I called Russell and Hamed and we talked about it. Option 1.) Bail, and just notify Shawn Wallwork that the data was bad and we couldn't proceed. 2.) Work with the bad data as best we could making visualizations without school location or just allowing bad data or 3.) try to fix the data. I went back to the file from the State of Ohio and was able to append a new address (i.e. the correct address) for each school. Then I began geocoding. I typically use FindLatitudeandLongitude.com, but it was having some trouble and kept timing out on me, so I used another tool that I really like, Geocodio to geocode the file. The file correction and geocoding really set us back, taking time to build a new file and geocode it. We decided we would get together at my house around 6pm and start over with the new data. That gave use 4 hours.
Viz Time
Hamed arrived around 6:30pm and we got started with the fresh, corrected file. He began matching again with the School District file. Meanwhile, I started putting together the visualization with the correct data. We knew we wanted to use school district and plot schools, so it really was important to have that corrected data.
We worked up until the wire, submitting the visualization to Shawn at 11:57pm. We weren't done, but we were out of time, having lost a good bit of time dealing with the data problem and having to redo some things.
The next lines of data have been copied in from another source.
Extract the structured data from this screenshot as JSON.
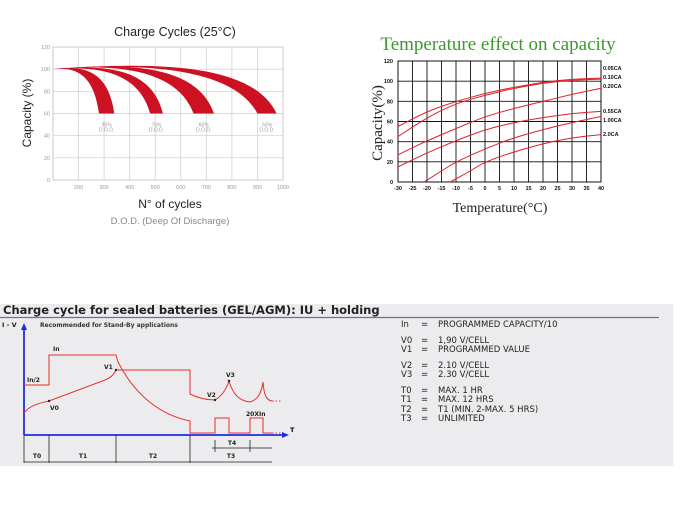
{
  "chart_data": [
    {
      "type": "area",
      "title": "Charge Cycles (25°C)",
      "xlabel": "N° of cycles",
      "subtitle": "D.O.D. (Deep Of Discharge)",
      "ylabel": "Capacity (%)",
      "xlim": [
        100,
        1000
      ],
      "ylim": [
        0,
        120
      ],
      "xticks": [
        200,
        300,
        400,
        500,
        600,
        700,
        800,
        900,
        1000
      ],
      "yticks": [
        0,
        20,
        40,
        60,
        80,
        100,
        120
      ],
      "grid": true,
      "series": [
        {
          "name": "95% D.O.D.",
          "label1": "95%",
          "label2": "D.O.D.",
          "start": [
            100,
            100
          ],
          "peak": 101,
          "end_min": 280,
          "end_max": 340,
          "end_y": 60
        },
        {
          "name": "75% D.O.D.",
          "label1": "75%",
          "label2": "D.O.D.",
          "start": [
            100,
            100
          ],
          "peak": 102,
          "end_min": 480,
          "end_max": 530,
          "end_y": 60
        },
        {
          "name": "60% D.O.D.",
          "label1": "60%",
          "label2": "D.O.D.",
          "start": [
            100,
            100
          ],
          "peak": 104,
          "end_min": 650,
          "end_max": 730,
          "end_y": 60
        },
        {
          "name": "50% D.O.D.",
          "label1": "50%",
          "label2": "D.O.D.",
          "start": [
            100,
            100
          ],
          "peak": 105,
          "end_min": 900,
          "end_max": 975,
          "end_y": 60
        }
      ],
      "color": "#cc1122"
    },
    {
      "type": "line",
      "title": "Temperature effect on capacity",
      "xlabel": "Temperature(°C)",
      "ylabel": "Capacity(%)",
      "xlim": [
        -30,
        40
      ],
      "ylim": [
        0,
        120
      ],
      "xticks": [
        -30,
        -25,
        -20,
        -15,
        -10,
        -5,
        0,
        5,
        10,
        15,
        20,
        25,
        30,
        35,
        40
      ],
      "yticks": [
        0,
        20,
        40,
        60,
        80,
        100,
        120
      ],
      "grid": true,
      "legend": "right",
      "title_color": "#3a9a2a",
      "color": "#e0202a",
      "series": [
        {
          "name": "0.05CA",
          "points": [
            [
              -30,
              55
            ],
            [
              -20,
              70
            ],
            [
              -10,
              80
            ],
            [
              0,
              88
            ],
            [
              10,
              94
            ],
            [
              20,
              99
            ],
            [
              30,
              102
            ],
            [
              40,
              103
            ]
          ]
        },
        {
          "name": "0.10CA",
          "points": [
            [
              -30,
              45
            ],
            [
              -20,
              64
            ],
            [
              -10,
              78
            ],
            [
              0,
              86
            ],
            [
              10,
              93
            ],
            [
              20,
              98
            ],
            [
              30,
              101
            ],
            [
              40,
              102
            ]
          ]
        },
        {
          "name": "0.20CA",
          "points": [
            [
              -30,
              27
            ],
            [
              -20,
              41
            ],
            [
              -10,
              53
            ],
            [
              0,
              65
            ],
            [
              10,
              73
            ],
            [
              20,
              80
            ],
            [
              30,
              87
            ],
            [
              40,
              93
            ]
          ]
        },
        {
          "name": "0.55CA",
          "points": [
            [
              -30,
              15
            ],
            [
              -20,
              29
            ],
            [
              -10,
              41
            ],
            [
              0,
              52
            ],
            [
              10,
              59
            ],
            [
              20,
              64
            ],
            [
              30,
              68
            ],
            [
              40,
              70
            ]
          ]
        },
        {
          "name": "1.00CA",
          "points": [
            [
              -21,
              0
            ],
            [
              -15,
              11
            ],
            [
              -10,
              20
            ],
            [
              0,
              33
            ],
            [
              10,
              44
            ],
            [
              20,
              52
            ],
            [
              30,
              59
            ],
            [
              40,
              65
            ]
          ]
        },
        {
          "name": "2.0CA",
          "points": [
            [
              -12,
              0
            ],
            [
              -5,
              11
            ],
            [
              0,
              20
            ],
            [
              10,
              30
            ],
            [
              20,
              38
            ],
            [
              30,
              44
            ],
            [
              40,
              47
            ]
          ]
        }
      ]
    }
  ],
  "diagram": {
    "title": "Charge cycle for sealed batteries (GEL/AGM): IU + holding",
    "y_axis": "I - V",
    "x_axis": "T",
    "subtitle": "Recommended for Stand-By applications",
    "labels": {
      "in": "In",
      "in2": "In/2",
      "v0": "V0",
      "v1": "V1",
      "v2": "V2",
      "v3": "V3",
      "pulse": "20XIn"
    },
    "periods": [
      "T0",
      "T1",
      "T2",
      "T3",
      "T4"
    ],
    "legend": [
      {
        "k": "In",
        "v": "PROGRAMMED CAPACITY/10"
      },
      {
        "k": "V0",
        "v": "1,90 V/CELL"
      },
      {
        "k": "V1",
        "v": "PROGRAMMED VALUE"
      },
      {
        "k": "V2",
        "v": "2.10 V/CELL"
      },
      {
        "k": "V3",
        "v": "2.30 V/CELL"
      },
      {
        "k": "T0",
        "v": "MAX. 1 HR"
      },
      {
        "k": "T1",
        "v": "MAX. 12 HRS"
      },
      {
        "k": "T2",
        "v": "T1 (MIN. 2-MAX. 5 HRS)"
      },
      {
        "k": "T3",
        "v": "UNLIMITED"
      }
    ],
    "eq": "="
  }
}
All in all, we were pretty close to where we wanted to be. We did go back and add the finishing touches to the visualization. We also wanted to build some additional search functionality for School District and School, maybe text box searching, but we just didn't have the time to get those in.
Lessons learned
Never trust the data. When looking at a new data set, it's always important to look around, check the data. Look at min, max, range, nulls, examine the dimensions. In general, just poke around. In this particular case, as soon as I mapped the schools I could see there was a problem with the data. When filtering "Cincinnati" school district and there are schools showing all over the state of Ohio, that was a big read flag. My immediate thought was that I did something wrong, a bad filter or the wrong field, but when I went back to examine the data I could quickly see there was an issue with teh underlining data.
Don't give up. We had problem after problem. Conflicting schedules, people dropping out, bad data issues that we needed to resolve, goecoding problems and a ticking time clock. We kept pressing forward and at the end of the day we were really pleased with what we had accomplished in such a short period of time. It was a great opportunity to compete with some great Tableau User Groups across the world and we had fun doing it.